Она лежала на спине, одна рука закинута за голову, кровь проступала на блузке, и две светлые пуговички у шеи, прежде незаметные, все яснее белели на темном. Стало душно. Он пошарил по груди, ища ворот гимнастерки, и не нашел.

5

Дома Вадим Аркадьевич прошел в свою комнату, где все уже было прибрано, газеты на подоконнике сложены аккуратной стопой. Невестка любила порядок больше всего на свете. Иногда казалось, что даже в день его смерти уборка будет проведена по всем правилам, без малейших отступлений. Если во время уборки Вадим Аркадьевич был дома, невестка выставляла его из комнаты, чем бы он ни был занят в это время. «Ну какие у вас могут быть дела?» – возмущалась она. Особо важных дел у него, пожалуй, действительно не было, но эта бесцеремонная снисходительность к чужим заботам приводила в бешенство.

Он подошел к окну, начал перебирать газеты, выискивая свою. Перед пенсией работал в заводской многотиражке, и ее до сих пор присылали на дом, что составляло предмет его гордости, ни сыном, ни невесткой не разделяемой.

Внезапно автомобильный выхлоп с улицы гулко ударил в стекла.

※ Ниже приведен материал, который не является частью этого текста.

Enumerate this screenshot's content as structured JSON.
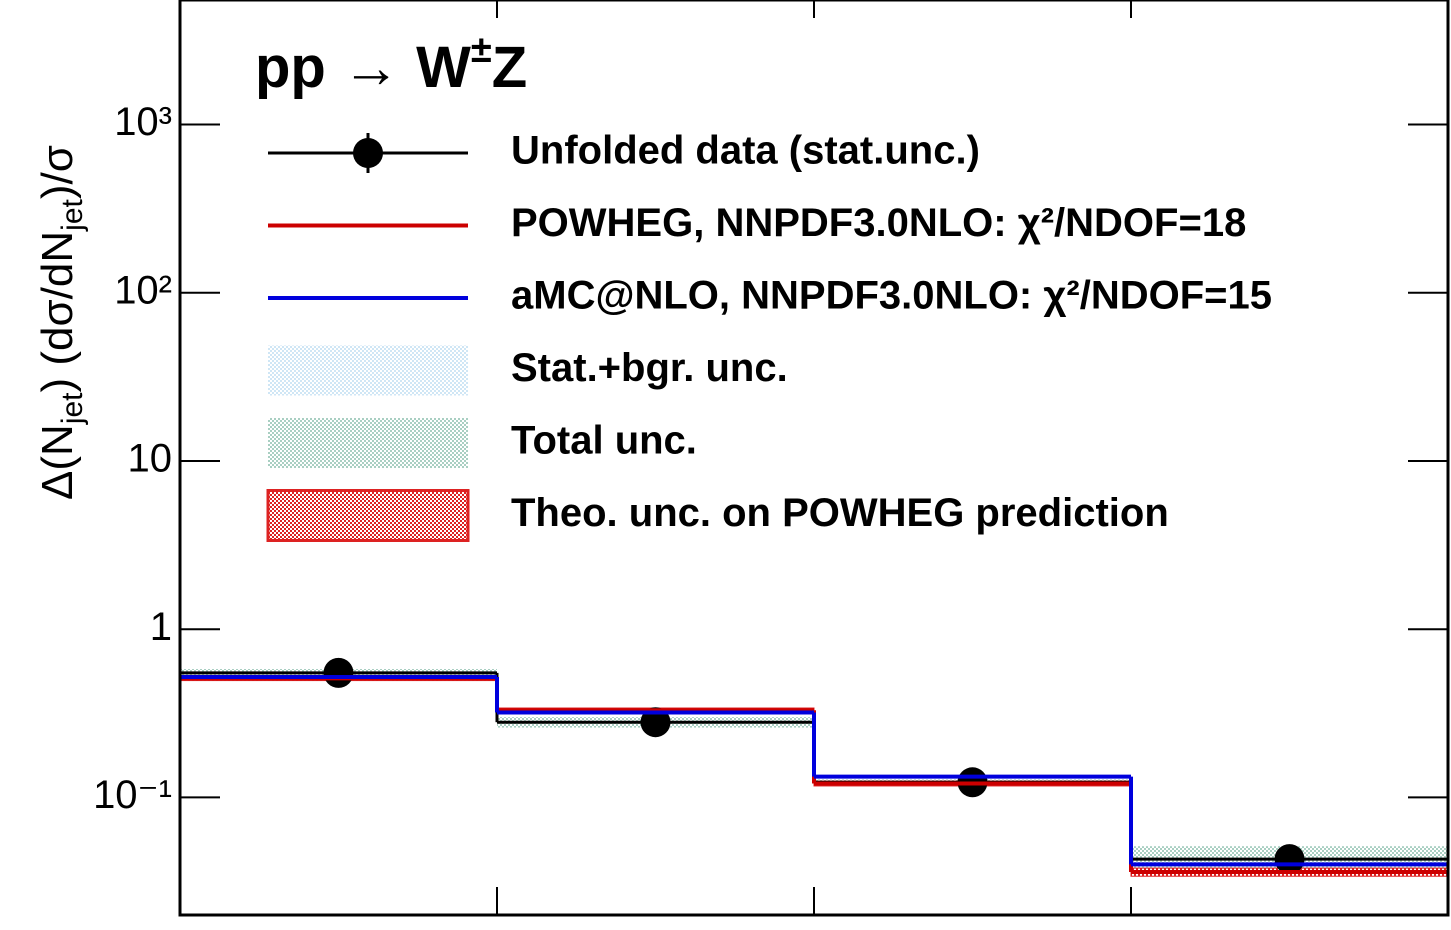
{
  "chart_data": {
    "type": "step",
    "logy": true,
    "title": [
      "pp  → W",
      "±",
      "Z"
    ],
    "ylabel": [
      "Δ(N",
      "jet",
      ") (dσ/dN",
      "jet",
      ")/σ"
    ],
    "categories": [
      null,
      null,
      null,
      null
    ],
    "ylim": [
      0.02,
      5500
    ],
    "yticks": [
      {
        "value": 0.1,
        "label": "10⁻¹"
      },
      1,
      10,
      {
        "value": 100,
        "label": "10²"
      },
      {
        "value": 1000,
        "label": "10³"
      }
    ],
    "series": [
      {
        "name": "Unfolded data (stat.unc.)",
        "kind": "points",
        "color": "#000000",
        "values": [
          0.55,
          0.28,
          0.123,
          0.043
        ],
        "errors": [
          0.02,
          0.015,
          0.008,
          0.004
        ]
      },
      {
        "name": "POWHEG, NNPDF3.0NLO: χ²/NDOF=18",
        "kind": "line",
        "color": "#cc0000",
        "values": [
          0.51,
          0.33,
          0.121,
          0.036
        ]
      },
      {
        "name": "aMC@NLO, NNPDF3.0NLO: χ²/NDOF=15",
        "kind": "line",
        "color": "#0000dd",
        "values": [
          0.52,
          0.32,
          0.133,
          0.04
        ]
      },
      {
        "name": "Stat.+bgr. unc.",
        "kind": "band",
        "color": "#cfe6f5",
        "low": [
          0.535,
          0.265,
          0.119,
          0.039
        ],
        "high": [
          0.57,
          0.295,
          0.127,
          0.048
        ]
      },
      {
        "name": "Total unc.",
        "kind": "band",
        "color": "#a9cfc2",
        "low": [
          0.53,
          0.26,
          0.118,
          0.0375
        ],
        "high": [
          0.58,
          0.3,
          0.128,
          0.0513
        ]
      },
      {
        "name": "Theo. unc. on POWHEG prediction",
        "kind": "band",
        "color": "#dd2222",
        "low": [
          0.495,
          0.32,
          0.117,
          0.034
        ],
        "high": [
          0.525,
          0.34,
          0.125,
          0.038
        ]
      }
    ]
  }
}
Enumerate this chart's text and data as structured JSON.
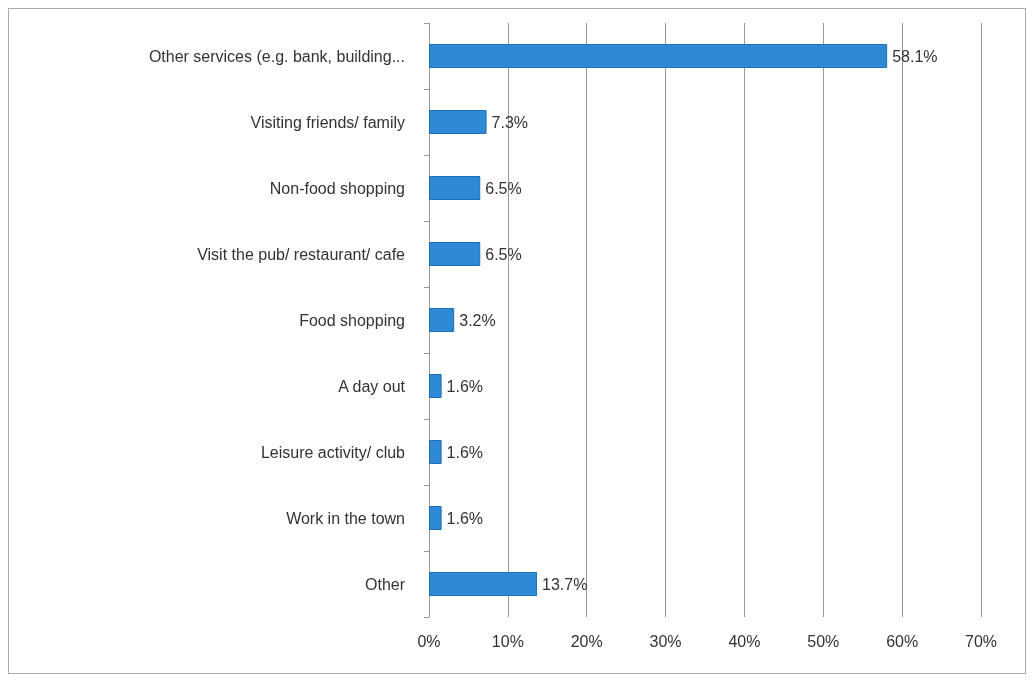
{
  "chart_data": {
    "type": "bar",
    "orientation": "horizontal",
    "categories": [
      "Other services (e.g. bank, building...",
      "Visiting friends/ family",
      "Non-food shopping",
      "Visit the pub/ restaurant/ cafe",
      "Food shopping",
      "A day out",
      "Leisure activity/ club",
      "Work in the town",
      "Other"
    ],
    "values": [
      58.1,
      7.3,
      6.5,
      6.5,
      3.2,
      1.6,
      1.6,
      1.6,
      13.7
    ],
    "value_labels": [
      "58.1%",
      "7.3%",
      "6.5%",
      "6.5%",
      "3.2%",
      "1.6%",
      "1.6%",
      "1.6%",
      "13.7%"
    ],
    "color": "#2e8ad6",
    "xlim": [
      0,
      70
    ],
    "xticks": [
      {
        "value": 0,
        "label": "0%"
      },
      {
        "value": 10,
        "label": "10%"
      },
      {
        "value": 20,
        "label": "20%"
      },
      {
        "value": 30,
        "label": "30%"
      },
      {
        "value": 40,
        "label": "40%"
      },
      {
        "value": 50,
        "label": "50%"
      },
      {
        "value": 60,
        "label": "60%"
      },
      {
        "value": 70,
        "label": "70%"
      }
    ],
    "grid": "x"
  }
}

Вадим проснулся, когда хлестнул первый выстрел, и поначалу, спросонья, ничего не мог понять, не разобрал даже, сколько раз выстрелили. Вокруг повскакали с мест, закричали. С коротким визгом распахнулась дверь, слышно было, как ручка врезалась в стену; дробь шагов сыпанула по ступеням – человек десять, наверное, бросилось вон из зала, другие устремились в противоположную сторону, к сцене. Наконец отдернули шторы на окнах, зажгли свет: в проходе мужчины навалились на курсанта, Ванечка выжимал у него из руки наган. Курсант запрокидывал безумное побагровевшее лицо, извивался всем телом и орал, надсаживаясь:

– Контр-ры! За что кровь проливали? Изувечу-у!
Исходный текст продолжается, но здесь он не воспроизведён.